Il faut croire que les élites françaises n’ont toujours pas digéré Diên Biên Phu : elles tentent de se venger en « fourguant » des réacteurs nucléaires au Vietnam. C’est en effet l’assurance d’un désastre économique (au mieux) ou d’une catastrophe nucléaire si par « miracle » les chantiers des réacteurs sont menés à terme.

Pour s’assurer du désastre, le lobby nucléaire français s’est associé à celui du Japon, véritable référence depuis Fukushima. Les dirigeants Vietnamiens semblent avoir oublié qu’il faut toujours se méfier des « élites » françaises. Ils D’viennent Bien Fous.

Dimanche 28 octobre

Intempéries en Slovénie : arrêt de la centrale nucléaire de Krsko

La propagande pronucléaire tente de faire croire que l’atome permet de lutter contre le changement climatique. La réalité est exactement inverse : c’est le changement climatique, et ses évènements de plus en plus brutaux (tempêtes, canicules, vagues de froid, inondations, etc) qui met en échec les centrales nucléaires et crée des situations périlleuses.

Un premier avertissement a été donné en décembre 1999 au Blayais (Cf.Tchernoblaye). Depuis, les évènements se succèdent, parfois bénins (comme semble-t-il cette fois ci en Slovénie), parfois bien plus graves qu’on ne veut bien nous le dire (cf ouragan et inondations aux USA ces derniers jours, voir plus loin). Le changement climatique est une raison de plus pour être contre le nucléaire.

Lundi 29 octobre

Nucléaire : fusion tchécoslovaque ?

  • Dépêche AFP : « Prague et Bratislava plaident en faveur du nucléaire au sein de l’UE »

Il faut le reconnaître, le nucléaire est parfois capable de véritables miracles. Par exemple, c’est l’atome qui permet la quasi renaissance de l’ancienne Tchécoslovaquie. Une véritable fusion atomique ! Les gouvernements qui sévissent à Prague et Bratislava veulent « œuvrer en commun pour empêcher le torpillage du développement de l’énergie nucléaire dans l’Union Européenne ». Quel beau programme !

Mais qui donc « torpille » ainsi ? Tout simplement les opinions publiques qui rejettent l’atome et contraignent leurs « élites » à s’en détourner. Horreur pour les élites tchèques et slovaques, tellement fières de leurs réacteurs soviétiques VVER dont certains n’ont même pas d’enceintes de confinement...

Moscou veut construire des centrales en Grande-Bretagne !

Nous avons vu dans les revues de presse précédentes que les projets de nouveaux réacteurs en Grande-Bretagne sont au point mort, faute d’entreprises candidates : sans aides publiques substantielles, le nucléaire est largement déficitaire. Aussi, le gouvernement cherche des biais pour subventionner ces projets sans en avoir l’air.

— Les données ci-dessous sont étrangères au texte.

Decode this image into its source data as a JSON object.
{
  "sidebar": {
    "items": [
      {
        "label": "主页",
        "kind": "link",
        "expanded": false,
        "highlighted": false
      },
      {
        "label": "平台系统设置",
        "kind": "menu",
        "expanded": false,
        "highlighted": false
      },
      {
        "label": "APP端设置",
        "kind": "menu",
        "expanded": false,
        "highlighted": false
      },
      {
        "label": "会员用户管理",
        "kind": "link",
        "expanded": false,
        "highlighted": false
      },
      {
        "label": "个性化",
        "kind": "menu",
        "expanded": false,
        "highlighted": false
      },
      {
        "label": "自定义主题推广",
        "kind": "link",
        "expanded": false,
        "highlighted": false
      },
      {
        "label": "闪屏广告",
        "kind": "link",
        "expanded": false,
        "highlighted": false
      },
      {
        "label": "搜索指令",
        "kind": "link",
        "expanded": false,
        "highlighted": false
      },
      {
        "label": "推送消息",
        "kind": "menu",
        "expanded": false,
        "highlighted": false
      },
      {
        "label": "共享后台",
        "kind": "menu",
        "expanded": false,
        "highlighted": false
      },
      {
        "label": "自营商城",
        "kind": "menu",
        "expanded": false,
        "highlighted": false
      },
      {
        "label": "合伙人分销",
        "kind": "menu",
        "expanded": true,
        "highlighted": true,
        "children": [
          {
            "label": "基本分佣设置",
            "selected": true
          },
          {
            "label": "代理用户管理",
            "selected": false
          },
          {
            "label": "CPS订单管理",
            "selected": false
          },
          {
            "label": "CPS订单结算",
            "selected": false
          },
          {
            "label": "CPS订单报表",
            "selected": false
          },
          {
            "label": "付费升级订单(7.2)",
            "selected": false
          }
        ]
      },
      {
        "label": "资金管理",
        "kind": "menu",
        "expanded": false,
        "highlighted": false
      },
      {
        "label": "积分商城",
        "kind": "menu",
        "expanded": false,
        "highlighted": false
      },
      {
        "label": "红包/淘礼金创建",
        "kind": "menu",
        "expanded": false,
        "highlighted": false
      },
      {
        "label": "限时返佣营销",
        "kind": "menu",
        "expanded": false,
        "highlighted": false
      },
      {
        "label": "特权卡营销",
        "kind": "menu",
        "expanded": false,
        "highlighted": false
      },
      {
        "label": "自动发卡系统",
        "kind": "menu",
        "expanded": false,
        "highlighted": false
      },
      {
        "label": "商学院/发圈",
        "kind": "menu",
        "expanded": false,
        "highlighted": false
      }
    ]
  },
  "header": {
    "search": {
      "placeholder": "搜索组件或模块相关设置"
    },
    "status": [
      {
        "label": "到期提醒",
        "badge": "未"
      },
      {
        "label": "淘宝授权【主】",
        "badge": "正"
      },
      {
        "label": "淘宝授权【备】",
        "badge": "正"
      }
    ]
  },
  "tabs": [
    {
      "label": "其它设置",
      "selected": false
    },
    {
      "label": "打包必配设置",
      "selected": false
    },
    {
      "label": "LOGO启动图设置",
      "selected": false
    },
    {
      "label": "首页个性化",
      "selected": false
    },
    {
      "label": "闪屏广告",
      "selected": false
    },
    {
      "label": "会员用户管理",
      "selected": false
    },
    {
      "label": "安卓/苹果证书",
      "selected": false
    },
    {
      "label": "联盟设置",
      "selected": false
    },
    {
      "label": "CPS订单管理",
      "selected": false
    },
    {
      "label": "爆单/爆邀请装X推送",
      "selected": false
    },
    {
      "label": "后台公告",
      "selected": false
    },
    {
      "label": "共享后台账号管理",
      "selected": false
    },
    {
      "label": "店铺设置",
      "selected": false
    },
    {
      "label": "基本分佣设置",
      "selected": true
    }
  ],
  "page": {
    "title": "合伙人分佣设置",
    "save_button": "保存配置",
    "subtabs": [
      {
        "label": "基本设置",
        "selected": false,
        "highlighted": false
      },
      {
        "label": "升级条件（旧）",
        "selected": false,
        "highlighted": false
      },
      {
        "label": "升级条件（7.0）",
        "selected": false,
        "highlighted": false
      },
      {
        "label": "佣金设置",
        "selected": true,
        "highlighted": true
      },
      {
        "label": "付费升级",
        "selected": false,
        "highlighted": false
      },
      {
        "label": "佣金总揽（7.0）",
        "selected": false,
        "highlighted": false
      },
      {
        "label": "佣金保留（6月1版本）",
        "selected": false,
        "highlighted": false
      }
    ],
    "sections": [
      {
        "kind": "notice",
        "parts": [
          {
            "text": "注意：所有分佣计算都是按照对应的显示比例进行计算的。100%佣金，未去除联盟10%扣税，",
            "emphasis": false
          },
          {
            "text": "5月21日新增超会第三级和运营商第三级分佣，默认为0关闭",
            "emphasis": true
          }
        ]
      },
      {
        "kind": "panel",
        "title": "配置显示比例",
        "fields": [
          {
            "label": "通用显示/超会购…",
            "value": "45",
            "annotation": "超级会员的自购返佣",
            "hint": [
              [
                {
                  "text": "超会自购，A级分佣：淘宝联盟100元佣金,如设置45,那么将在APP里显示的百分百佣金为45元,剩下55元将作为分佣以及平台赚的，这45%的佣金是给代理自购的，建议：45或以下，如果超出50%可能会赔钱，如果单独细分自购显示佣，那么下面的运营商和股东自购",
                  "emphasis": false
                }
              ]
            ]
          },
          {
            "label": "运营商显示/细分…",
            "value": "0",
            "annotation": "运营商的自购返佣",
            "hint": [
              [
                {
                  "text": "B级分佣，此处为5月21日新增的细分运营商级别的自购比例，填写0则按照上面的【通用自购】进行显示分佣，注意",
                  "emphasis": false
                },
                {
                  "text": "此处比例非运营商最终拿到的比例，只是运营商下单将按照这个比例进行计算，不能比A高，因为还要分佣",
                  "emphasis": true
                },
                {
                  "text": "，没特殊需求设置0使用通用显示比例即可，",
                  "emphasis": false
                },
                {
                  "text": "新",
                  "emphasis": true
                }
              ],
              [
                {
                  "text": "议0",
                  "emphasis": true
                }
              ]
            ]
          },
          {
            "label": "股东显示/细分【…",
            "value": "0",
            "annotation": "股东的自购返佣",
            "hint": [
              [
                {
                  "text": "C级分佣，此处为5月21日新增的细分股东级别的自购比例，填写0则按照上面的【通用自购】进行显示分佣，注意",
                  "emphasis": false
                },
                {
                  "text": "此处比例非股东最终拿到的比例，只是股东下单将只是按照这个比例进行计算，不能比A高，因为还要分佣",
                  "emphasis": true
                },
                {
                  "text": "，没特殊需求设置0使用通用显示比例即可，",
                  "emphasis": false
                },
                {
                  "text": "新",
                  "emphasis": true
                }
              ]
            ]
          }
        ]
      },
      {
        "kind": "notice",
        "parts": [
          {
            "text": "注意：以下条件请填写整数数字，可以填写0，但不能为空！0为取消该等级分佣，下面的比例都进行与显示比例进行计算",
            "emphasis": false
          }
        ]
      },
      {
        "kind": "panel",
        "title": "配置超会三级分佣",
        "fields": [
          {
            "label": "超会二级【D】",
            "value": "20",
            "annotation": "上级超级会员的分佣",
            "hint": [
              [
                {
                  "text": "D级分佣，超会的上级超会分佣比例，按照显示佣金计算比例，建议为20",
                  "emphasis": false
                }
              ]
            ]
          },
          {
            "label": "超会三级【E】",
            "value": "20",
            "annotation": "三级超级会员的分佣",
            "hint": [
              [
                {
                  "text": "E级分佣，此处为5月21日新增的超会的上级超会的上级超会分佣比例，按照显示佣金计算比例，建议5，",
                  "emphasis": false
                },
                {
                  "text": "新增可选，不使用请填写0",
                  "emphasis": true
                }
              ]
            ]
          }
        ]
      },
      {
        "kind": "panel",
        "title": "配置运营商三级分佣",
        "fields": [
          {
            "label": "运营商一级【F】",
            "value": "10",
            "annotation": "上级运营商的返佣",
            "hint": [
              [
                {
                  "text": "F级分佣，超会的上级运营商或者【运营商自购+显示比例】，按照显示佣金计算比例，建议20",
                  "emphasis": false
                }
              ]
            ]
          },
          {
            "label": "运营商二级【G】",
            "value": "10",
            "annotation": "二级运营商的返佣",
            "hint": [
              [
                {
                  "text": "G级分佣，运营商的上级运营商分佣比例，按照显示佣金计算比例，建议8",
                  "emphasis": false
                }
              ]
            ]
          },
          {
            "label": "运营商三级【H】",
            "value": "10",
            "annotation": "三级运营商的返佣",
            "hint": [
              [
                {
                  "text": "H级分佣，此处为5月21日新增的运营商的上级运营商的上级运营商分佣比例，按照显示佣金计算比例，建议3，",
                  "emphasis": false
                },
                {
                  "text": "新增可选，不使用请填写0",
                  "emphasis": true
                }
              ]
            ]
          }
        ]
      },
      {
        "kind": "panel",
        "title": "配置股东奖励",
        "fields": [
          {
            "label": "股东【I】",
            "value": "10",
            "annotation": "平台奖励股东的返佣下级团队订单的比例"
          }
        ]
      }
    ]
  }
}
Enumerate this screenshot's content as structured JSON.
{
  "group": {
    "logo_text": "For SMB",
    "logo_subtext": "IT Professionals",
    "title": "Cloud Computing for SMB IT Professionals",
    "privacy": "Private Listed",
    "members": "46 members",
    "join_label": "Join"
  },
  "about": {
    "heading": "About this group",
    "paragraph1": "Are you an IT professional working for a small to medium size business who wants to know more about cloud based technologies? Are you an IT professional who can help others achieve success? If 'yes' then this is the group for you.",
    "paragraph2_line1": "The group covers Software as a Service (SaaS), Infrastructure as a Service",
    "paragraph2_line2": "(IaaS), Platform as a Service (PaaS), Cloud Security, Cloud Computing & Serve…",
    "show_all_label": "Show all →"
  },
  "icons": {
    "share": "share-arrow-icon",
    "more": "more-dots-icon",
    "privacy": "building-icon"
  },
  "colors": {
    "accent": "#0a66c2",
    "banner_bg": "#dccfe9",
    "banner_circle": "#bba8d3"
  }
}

Autre piste : les nouveaux réacteurs pourraient être construits par la Chine qui est prête à gaspiller de l’argent dans le nucléaire dans la mesure où cela lui permettrait de prendre position en Europe. Les Britanniques hésitent à se vendre, on les comprend. Il reste enfin l’option de la Russie qui est candidate, elle aussi pour des raisons géopolitiques, et qui se verrait bien construire en Grande-Bretagne ses réacteurs d’origine soviétique. Là aussi, on n’est pas très emballé à Londres. Feuilleton à suivre...

Mardi 30 octobre

Areva demande la suspension de l’appel d’offres du tchèque CEZ

  • Dépêche financière AOF

La vie est vraiment trop injuste pour Areva : pour une fois que les dirigeants d’un pays - en l’occurrence la Tchéquie - aiment le nucléaire, il se trouvent que ces gens n’aiment pas Areva. Le prétendu « géant du nucléaire », qui traine déjà en justice son client finlandais TVO, croit peut-être redorer son image (et son avenir commercial) en demandant la suspension de l’appel d’offre de Prague. Les Tchèques sont fous au point de garder en service leurs réacteurs soviétiques... mais pas au point de faire construire des réacteurs par Areva !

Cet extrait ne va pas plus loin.